Legal precedent of long standing, however, has adopted a different interpretation of such language. In Kenyon College v. Schnebly (1909), 12 C. C. (N. S.), 1, 5, the court stated:

“* * * But the plain language of the statute is, ‘All public colleges, public academies, all buildings connected with the same, are exempt.’ And we think it was the pur*7pose to exempt all buildings that were with reasonable certainly used in furthering or carrying out the necessary objects and purposes of the college. We do not think the term ‘not used with a view to profit’ refers to or controls the clauses ‘ all public colleges, public academies, all buildings connected with the same,’ but refers to simply the clause preceding it in the statute ‘all lands connected with public institutions of learning, not used with a view to profit.’ ”

That case was affirmed by this court without opinion (81 Ohio St. 514), and was later approved and followed in the Denison University case (2 Ohio St. 2d 17), the second paragraph of the syllabus reading:

“All buildings connected with such a public college or academy and used with reasonable certainty in furthering or carrying out the necessary objects and purposes of such academy or college, including the president’s residence, and all lands connected with such a public institution of learning and not used with a view to profit are exempted from taxation by Section 5709.07, Revised Code. (Kenyon College v. Schnebly, Treas., 81 Ohio St. 514, approved and followed, and Western Reserve Academy v. Board of Tax Appeals, 153 Ohio St. 133, overruled to the extent inconsistent therewith. Watterson v. Halliday, Aud., 77 Ohio St. 150, distinguished.)”

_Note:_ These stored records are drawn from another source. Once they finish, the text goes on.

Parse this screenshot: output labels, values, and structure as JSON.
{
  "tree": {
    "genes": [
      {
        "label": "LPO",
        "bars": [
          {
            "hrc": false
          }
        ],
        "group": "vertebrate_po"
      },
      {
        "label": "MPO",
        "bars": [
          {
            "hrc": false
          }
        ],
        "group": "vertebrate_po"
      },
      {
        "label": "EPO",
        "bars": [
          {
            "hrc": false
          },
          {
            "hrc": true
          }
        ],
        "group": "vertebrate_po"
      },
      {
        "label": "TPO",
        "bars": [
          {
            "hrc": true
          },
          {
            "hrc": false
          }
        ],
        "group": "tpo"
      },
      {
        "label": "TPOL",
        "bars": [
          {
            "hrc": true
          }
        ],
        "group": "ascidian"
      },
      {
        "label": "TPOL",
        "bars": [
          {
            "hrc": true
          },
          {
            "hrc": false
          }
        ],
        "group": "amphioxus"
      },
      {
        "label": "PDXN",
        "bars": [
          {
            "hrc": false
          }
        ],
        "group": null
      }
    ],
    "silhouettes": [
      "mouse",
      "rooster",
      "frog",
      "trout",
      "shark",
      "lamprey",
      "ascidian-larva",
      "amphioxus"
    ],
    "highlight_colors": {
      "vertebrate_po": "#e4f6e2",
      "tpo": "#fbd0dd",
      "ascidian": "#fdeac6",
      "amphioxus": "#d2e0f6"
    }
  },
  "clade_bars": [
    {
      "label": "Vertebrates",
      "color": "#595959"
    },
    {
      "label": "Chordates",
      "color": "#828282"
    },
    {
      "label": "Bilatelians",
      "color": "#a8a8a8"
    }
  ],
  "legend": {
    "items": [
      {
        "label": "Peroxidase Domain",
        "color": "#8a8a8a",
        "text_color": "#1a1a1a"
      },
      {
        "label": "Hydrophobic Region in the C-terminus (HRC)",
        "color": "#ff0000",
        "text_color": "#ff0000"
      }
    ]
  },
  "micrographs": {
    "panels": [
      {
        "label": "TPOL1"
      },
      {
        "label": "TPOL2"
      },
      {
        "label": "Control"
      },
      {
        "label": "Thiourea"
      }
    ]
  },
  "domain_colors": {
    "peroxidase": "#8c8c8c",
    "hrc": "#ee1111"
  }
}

The statements of the Circuit Court in Kenyon, quoted above, were specifically approved and applied in Denison, Chief Justice Taft stating, at pages 21 and 22 of the opinion:

“We agree with the statements of the Circuit Court in that case that ‘the plain language of the statute is “all public colleges, public academies, all buildings connected with the same, are exempt” and we think it was the purpose to exempt all buildings that were with reasonable certainty used in furthering or carrying out the necessary objects and purposes of the college,’ and that ‘the statute is clear, that all lands connected with public institutions of learning, “not used with a view to profit” are exempt.’

"* * *

*8“As to the buildings involved in the instant ease, it is apparent that all are connected with Denison University, a public college. Furthermore, they are ‘with reasonable certainty used in furthering or carrying out the necessary objects and purposes of’ the college. They are, therefore, specifically exempted from taxation by Section 5709.07, Revised Code. The land not occupied by buildings and connected with Denison University, a public institution of learning, is also exempted from taxation by that statute if ‘not used with a view to profit.’ ”

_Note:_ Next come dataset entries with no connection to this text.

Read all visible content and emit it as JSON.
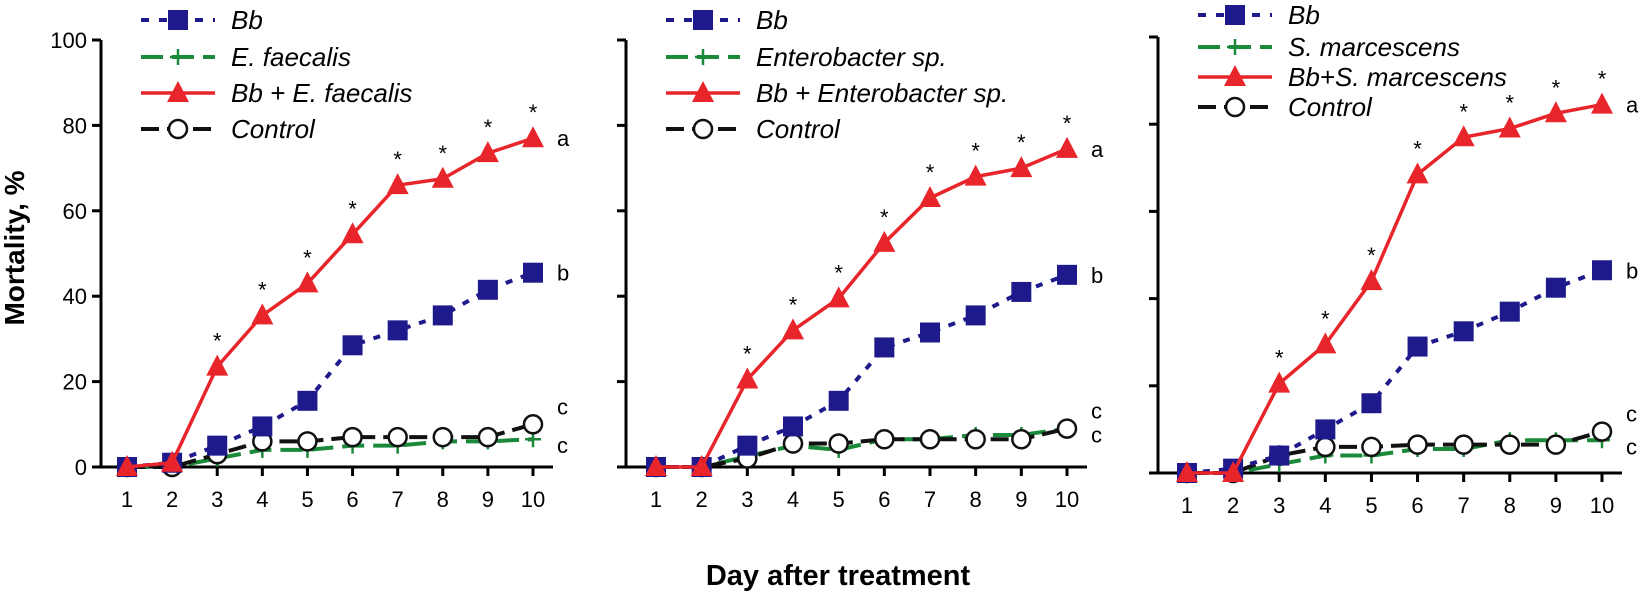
{
  "figure": {
    "y_axis_label": "Mortality, %",
    "x_axis_label": "Day after treatment"
  },
  "colors": {
    "bb": "#1f1a8c",
    "bacteria": "#1a8a3a",
    "combo": "#e8252a",
    "control": "#111111",
    "axis": "#000000"
  },
  "chart_data": [
    {
      "type": "line",
      "panel": "left",
      "x": [
        1,
        2,
        3,
        4,
        5,
        6,
        7,
        8,
        9,
        10
      ],
      "ylim": [
        0,
        100
      ],
      "yticks": [
        0,
        20,
        40,
        60,
        80,
        100
      ],
      "xlabel": "Day after treatment",
      "ylabel": "Mortality, %",
      "series": [
        {
          "key": "bb",
          "name": "Bb",
          "italic_part": "Bb",
          "values": [
            0,
            1,
            5,
            9.5,
            15.5,
            28.5,
            32,
            35.5,
            41.5,
            45.5
          ],
          "end_letter": "b"
        },
        {
          "key": "bacteria",
          "name": "E. faecalis",
          "values": [
            0,
            0,
            2,
            4,
            4,
            5,
            5,
            6,
            6,
            6.5
          ],
          "end_letter": "c"
        },
        {
          "key": "combo",
          "name": "Bb + E. faecalis",
          "values": [
            0,
            1,
            23.5,
            35.5,
            43,
            54.5,
            66,
            67.5,
            73.5,
            77
          ],
          "end_letter": "a",
          "stars": [
            false,
            false,
            true,
            true,
            true,
            true,
            true,
            true,
            true,
            true
          ]
        },
        {
          "key": "control",
          "name": "Control",
          "values": [
            0,
            0,
            3,
            6,
            6,
            7,
            7,
            7,
            7,
            10
          ],
          "end_letter": "c"
        }
      ]
    },
    {
      "type": "line",
      "panel": "middle",
      "x": [
        1,
        2,
        3,
        4,
        5,
        6,
        7,
        8,
        9,
        10
      ],
      "ylim": [
        0,
        100
      ],
      "yticks": [
        0,
        20,
        40,
        60,
        80,
        100
      ],
      "xlabel": "Day after treatment",
      "ylabel": "Mortality, %",
      "series": [
        {
          "key": "bb",
          "name": "Bb",
          "values": [
            0,
            0,
            5,
            9.5,
            15.5,
            28,
            31.5,
            35.5,
            41,
            45
          ],
          "end_letter": "b"
        },
        {
          "key": "bacteria",
          "name": "Enterobacter sp.",
          "values": [
            0,
            0,
            2.5,
            5,
            4,
            6.5,
            6.5,
            7.5,
            7.5,
            9
          ],
          "end_letter": "c"
        },
        {
          "key": "combo",
          "name": "Bb + Enterobacter sp.",
          "values": [
            0,
            0,
            20.5,
            32,
            39.5,
            52.5,
            63,
            68,
            70,
            74.5
          ],
          "end_letter": "a",
          "stars": [
            false,
            false,
            true,
            true,
            true,
            true,
            true,
            true,
            true,
            true
          ]
        },
        {
          "key": "control",
          "name": "Control",
          "values": [
            0,
            0,
            2,
            5.5,
            5.5,
            6.5,
            6.5,
            6.5,
            6.5,
            9
          ],
          "end_letter": "c"
        }
      ]
    },
    {
      "type": "line",
      "panel": "right",
      "x": [
        1,
        2,
        3,
        4,
        5,
        6,
        7,
        8,
        9,
        10
      ],
      "ylim": [
        0,
        100
      ],
      "yticks": [
        0,
        20,
        40,
        60,
        80,
        100
      ],
      "xlabel": "Day after treatment",
      "ylabel": "Mortality, %",
      "series": [
        {
          "key": "bb",
          "name": "Bb",
          "values": [
            0,
            1,
            4,
            10,
            16,
            29,
            32.5,
            37,
            42.5,
            46.5
          ],
          "end_letter": "b"
        },
        {
          "key": "bacteria",
          "name": "S. marcescens",
          "values": [
            0,
            0,
            2,
            4,
            4,
            5.5,
            5.5,
            7.5,
            7.5,
            7.5
          ],
          "end_letter": "c"
        },
        {
          "key": "combo",
          "name": "Bb+S. marcescens",
          "values": [
            0,
            0,
            20.5,
            29.5,
            44,
            68.5,
            77,
            79,
            82.5,
            84.5
          ],
          "end_letter": "a",
          "stars": [
            false,
            false,
            true,
            true,
            true,
            true,
            true,
            true,
            true,
            true
          ]
        },
        {
          "key": "control",
          "name": "Control",
          "values": [
            0,
            0,
            4,
            6,
            6,
            6.5,
            6.5,
            6.5,
            6.5,
            9.5
          ],
          "end_letter": "c"
        }
      ]
    }
  ]
}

Thus it appears that the buildings in question are entitled to tax exemption, even if “used with a view to profit” within the meaning of those words in R. C. 5709.07. We need not decide, therefore, whether a determination of “used with a view to profit,” within the purview of R. C. 5709.07, should be made with reference to the actual physical “use” of the buildings themselves by Cleveland State, or to the “use” of the rights of ownership by Modulux to acquire rental payments therefor.

We conclude, therefore, that under the provisions of R. C. 5709.07, exempting from taxation “public colleges and academies and all buildings connected therewith,” buildings located on the campus of a state university and used exclusively for classrooms and faculty offices are exempt from taxation, even though such buildings are not owned by the university, but are leased for a term of years, with provision for rental therefor, from a corporation for profit.

The decision of the Board of Tax Appeals, being unreasonable and unlawful, is reversed, and the cause is remanded with direction to allow the tax exemption sought.

Decision reversed.

O ’Neill, C. J., Schneider, Herbert, Duncan, Corrigan and Stern, Jj., concur.